For health coaches that leverage social media to establish their presence and build their brand, content is all-important. Before your prospective clients decide to buy your coaching programs, they consume your content. Even major brands that have massive, loyal followings are investing their resources in content marketing. In fact, it is often the quality and relevance of their content that earned them their loyal following in the first place, even if they didn’t know what they were doing at the time!
So, what exactly is content marketing? Let's define it first. You can find many definitions online, but here's one from the Content Marketing Institute that sums up quite well what content marketing is about:
"Content marketing is a marketing technique of creating and distributing relevant and valuable content to attract, acquire, and engage a clearly defined and understood target audience — with the objective of driving profitable customer action."
As the above quote says, the idea behind content marketing is to create and distribute content that engages your audience and leads them to take action.
Content is basically any kind of media online or offline. Content in a book is its many pages and the information contained there. A film's content is the footage itself and the information it conveys. Content is no different when it comes to the Internet: it is the information you consume when you're online.
We typically think of content as written, such as articles, blog posts, and reports. However, the definition is much broader than this. There is visual content in the form of photographs, images, infographics, graphs, and charts. Multimedia content includes videos, audios, interactive slideshows, and online presentations. Even social media posts such as are considered content. Online content is any kind of media distributed digitally on the Internet.
Content is Not Promotional
There is a key difference between content and traditional marketing materials, and it's essential that you grasp this difference, as it defines success or failure in content marketing. Content is not promotional. It isn't like an advertisement that reaches out and grabs the customer, urging them to buy. Content marketing works in a much more subtle way.
Advertising legend David Ogilvy developed a highly successful strategy of advertising under the radar. As consumers became overexposed to promotional messages, they began ignoring them and taking no action. So he wrote ad copy disguised as editorials. These pieces read like news stories, informing the reader while also urging them to buy.
Today, we're even more bombarded by marketing everywhere we go. The traditional approach to advertising doesn't work anymore. Content marketing goes one step even further than Ogilvy's cleverly disguised advertisements. It doesn't try to promote or sell. Its only aim is to inform and help.
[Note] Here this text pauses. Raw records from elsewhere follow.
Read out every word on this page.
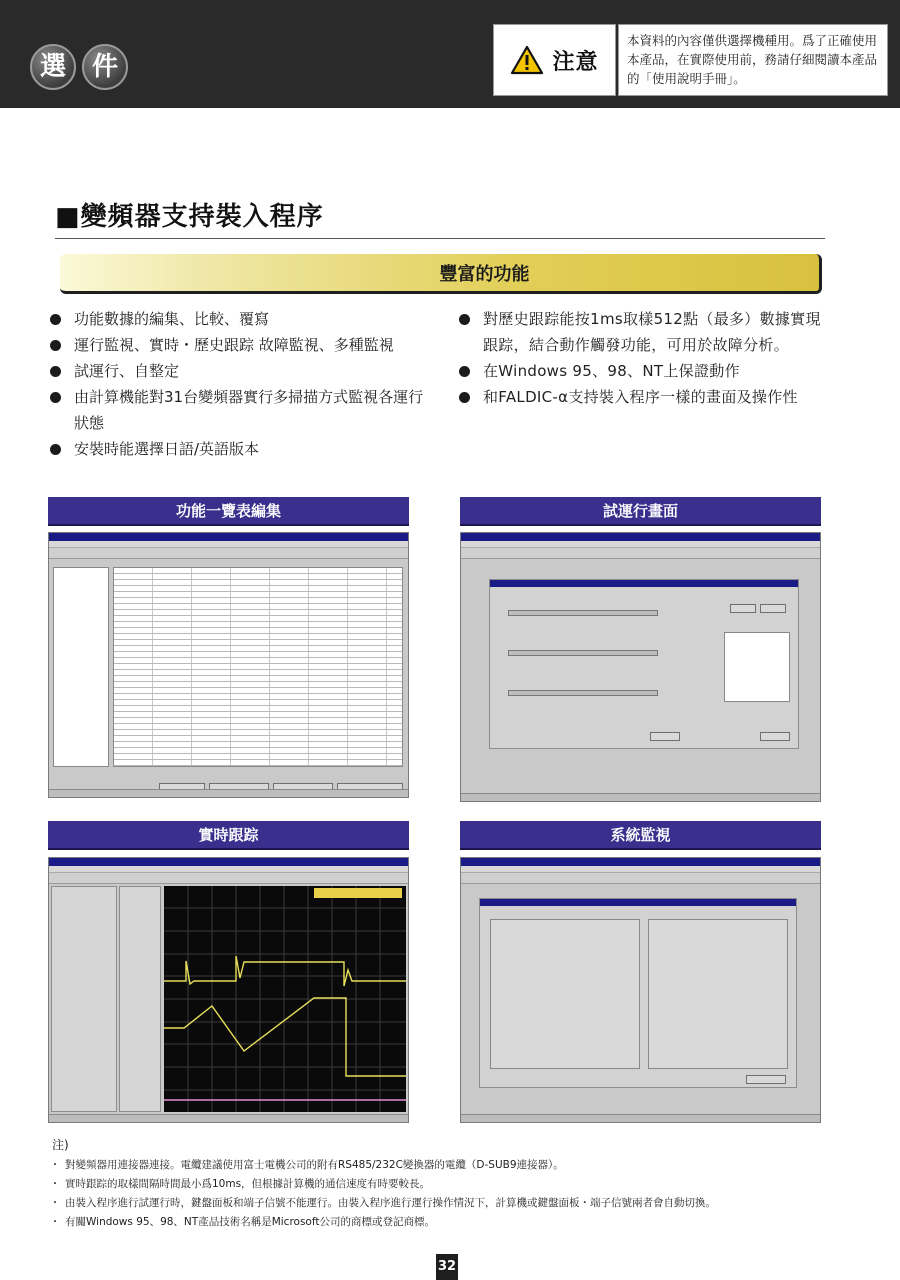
選 件	注意
本資料的內容僅供選擇機種用。爲了正確使用本產品，在實際使用前，務請仔細閱讀本產品的「使用說明手冊」。
■變頻器支持裝入程序
豐富的功能
功能數據的編集、比較、覆寫
運行監視、實時・歷史跟踪 故障監視、多種監視
試運行、自整定
由計算機能對31台變頻器實行多掃描方式監視各運行狀態
安裝時能選擇日語/英語版本
對歷史跟踪能按1ms取樣512點（最多）數據實現跟踪，結合動作觸發功能，可用於故障分析。
在Windows 95、98、NT上保證動作
和FALDIC-α支持裝入程序一樣的畫面及操作性
功能一覽表編集	試運行畫面
實時跟踪	系統監視
注)
・ 對變頻器用連接器連接。電纜建議使用富士電機公司的附有RS485/232C變換器的電纜（D-SUB9連接器）。
・ 實時跟踪的取樣間隔時間最小爲10ms，但根據計算機的通信速度有時要較長。
・ 由裝入程序進行試運行時，鍵盤面板和端子信號不能運行。由裝入程序進行運行操作情況下，計算機或鍵盤面板・端子信號兩者會自動切換。
・ 有關Windows 95、98、NT產品技術名稱是Microsoft公司的商標或登記商標。
32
Your content informs, entertains, engages, helps, and/or answers the questions your customers have. All promotional or sales language is left out of it. The idea is that your prospective client will use and enjoy your content...This is the start of the relationship building process, as your audience grows to know, love and trust the content that you produce and share. Then, when they want what you have to offer, you'll naturally be their first choice.
An Ongoing Process
There's another way content marketing is different from marketing methods of the past. Unlike an advertisement which you write once and then use to drive leads for weeks or months, content creation and publishing is ongoing. In order to do content marketing successfully, you need to keep a steady stream of content coming. You leverage the relationship you build with your audience, not any individual piece of content, to drive sales.
Why You Should Care about Content Marketing
So, why should you care about content marketing? Is it even relevant to your business as a marketing strategy? Well, it isn't just a passing fad. It's how we primarily consume information now.
The shift to content marketing is a response to the changing ways in which we get information in our society. In the old days, media channels were limited and big advertisers dominated. A consumer sat in front of the TV and, during commercial breaks, they had to endure whatever commercials were shown.
Today, all of our media is on demand. We can skip the commercials. Online, we can go straight to the website, video, or article that we want. In-your-face promotional content can be skipped over (and is skipped over). Instead, you need to provide something that your audience will choose to consume, and it should be something they choose over another competitor’s content.